I throw up my hands. “Mom, you can’t get on Jason’s case for not being a Hollywood star! He’s on the cover of a calendar. He might even get a second calendar. Isn’t that good enough for you?”

She shrugs. “A calendar isn’t the same as a show.”

She’s infuriating. But I love her. “So tell me what happened with Pop.”

“Nothing. That Maggie showed up at the hospital as if she was the bravest thing anybody’s ever seen. And like it didn’t matter that she was six, seven hours late. She made a big point of saying that so-called Priscilla called her, too.”

“Really? Did she say what they talked about?”

“You think I asked?” My mother shakes her head. “Anyway, your father and I were having a good time until she showed up.”

“I’m glad about that. But I’m worried you’re getting your hopes up too much where Pop’s concerned.”

She spoons more ice cream and says nothing.

“You know,” I go on, “I’d like you to think about moving with us to Charlotte.”

“That’s not for me,” she says immediately.

“Why not? I hope not because of Pop.”

“Never you mind why not,” she says, which is how I know for sure that it is because of Pop. “Remember, your old mother has a way of getting what she wants. I got you, didn’t I?”

After I don’t even know how many miscarriages, my adoption came through. “I’m very glad you did.”
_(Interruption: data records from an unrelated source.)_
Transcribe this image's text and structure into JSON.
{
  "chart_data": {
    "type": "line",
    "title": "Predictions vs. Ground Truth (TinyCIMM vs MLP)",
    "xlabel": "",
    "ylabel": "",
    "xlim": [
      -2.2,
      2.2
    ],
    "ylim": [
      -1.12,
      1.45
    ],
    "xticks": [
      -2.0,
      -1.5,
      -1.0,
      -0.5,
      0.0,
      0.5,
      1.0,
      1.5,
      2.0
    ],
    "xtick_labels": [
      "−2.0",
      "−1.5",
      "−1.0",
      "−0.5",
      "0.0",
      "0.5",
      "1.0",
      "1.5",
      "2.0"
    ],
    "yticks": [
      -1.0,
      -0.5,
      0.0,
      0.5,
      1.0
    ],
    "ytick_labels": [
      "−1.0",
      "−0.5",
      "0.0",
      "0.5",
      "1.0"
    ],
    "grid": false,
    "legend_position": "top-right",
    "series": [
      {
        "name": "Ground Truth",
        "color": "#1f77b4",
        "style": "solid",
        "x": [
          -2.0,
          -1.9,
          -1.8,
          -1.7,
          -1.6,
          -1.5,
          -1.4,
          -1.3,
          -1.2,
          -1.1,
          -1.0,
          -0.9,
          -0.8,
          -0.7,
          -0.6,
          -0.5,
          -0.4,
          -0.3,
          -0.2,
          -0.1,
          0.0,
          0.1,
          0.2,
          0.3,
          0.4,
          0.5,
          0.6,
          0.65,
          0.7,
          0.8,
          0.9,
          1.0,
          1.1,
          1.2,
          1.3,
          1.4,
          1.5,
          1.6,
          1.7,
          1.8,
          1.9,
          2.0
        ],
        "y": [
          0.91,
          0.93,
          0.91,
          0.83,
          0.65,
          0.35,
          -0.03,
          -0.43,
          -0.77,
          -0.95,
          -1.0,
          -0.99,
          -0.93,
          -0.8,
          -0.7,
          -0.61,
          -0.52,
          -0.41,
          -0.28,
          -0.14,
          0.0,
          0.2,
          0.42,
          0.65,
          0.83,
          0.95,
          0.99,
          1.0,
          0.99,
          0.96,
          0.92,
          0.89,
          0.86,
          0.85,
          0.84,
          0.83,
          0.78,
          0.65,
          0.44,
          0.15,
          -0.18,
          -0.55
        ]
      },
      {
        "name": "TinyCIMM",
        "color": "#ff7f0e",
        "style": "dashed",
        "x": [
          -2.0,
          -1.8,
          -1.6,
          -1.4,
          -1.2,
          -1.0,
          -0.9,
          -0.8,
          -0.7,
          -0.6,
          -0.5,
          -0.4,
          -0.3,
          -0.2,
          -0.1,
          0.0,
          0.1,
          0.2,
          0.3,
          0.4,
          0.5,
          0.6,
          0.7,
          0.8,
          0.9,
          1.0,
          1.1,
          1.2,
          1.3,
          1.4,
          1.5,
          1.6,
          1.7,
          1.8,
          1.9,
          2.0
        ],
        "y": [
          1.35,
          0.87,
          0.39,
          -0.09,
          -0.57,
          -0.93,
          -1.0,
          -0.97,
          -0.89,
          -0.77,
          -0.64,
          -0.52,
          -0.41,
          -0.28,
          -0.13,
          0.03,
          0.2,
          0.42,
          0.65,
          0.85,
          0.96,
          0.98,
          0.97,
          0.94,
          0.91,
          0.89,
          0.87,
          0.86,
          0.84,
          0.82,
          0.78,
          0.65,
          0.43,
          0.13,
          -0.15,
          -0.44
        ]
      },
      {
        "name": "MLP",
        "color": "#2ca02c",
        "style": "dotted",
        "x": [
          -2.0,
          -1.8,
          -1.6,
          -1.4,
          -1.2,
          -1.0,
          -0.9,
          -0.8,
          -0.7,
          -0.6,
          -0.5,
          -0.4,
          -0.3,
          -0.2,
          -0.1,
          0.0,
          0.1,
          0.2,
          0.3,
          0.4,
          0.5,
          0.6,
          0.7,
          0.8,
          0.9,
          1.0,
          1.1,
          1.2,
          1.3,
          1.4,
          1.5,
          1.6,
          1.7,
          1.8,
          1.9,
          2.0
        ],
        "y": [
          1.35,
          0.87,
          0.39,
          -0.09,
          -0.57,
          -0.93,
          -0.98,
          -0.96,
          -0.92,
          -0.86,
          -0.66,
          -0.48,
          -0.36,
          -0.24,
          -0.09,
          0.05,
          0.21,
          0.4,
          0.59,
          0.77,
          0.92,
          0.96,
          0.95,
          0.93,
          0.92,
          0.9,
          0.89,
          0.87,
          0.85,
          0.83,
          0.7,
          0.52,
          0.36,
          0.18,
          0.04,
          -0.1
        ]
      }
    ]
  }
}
“I’ll say.” She sets down the ice cream so we can have a good hug. On my side at least, more tears are shed. And this time not for love lost but for love I will never lose. “I think you should get on with solving that murder,” my mother says when at last we let each other go. “So we can go home already.”

“I’m with you. I just don’t know how.” My angst over Jason, Charlotte, Mario, all of it, hasn’t helped my brain cells much. Most people would give them a poor rating in the best of circumstances.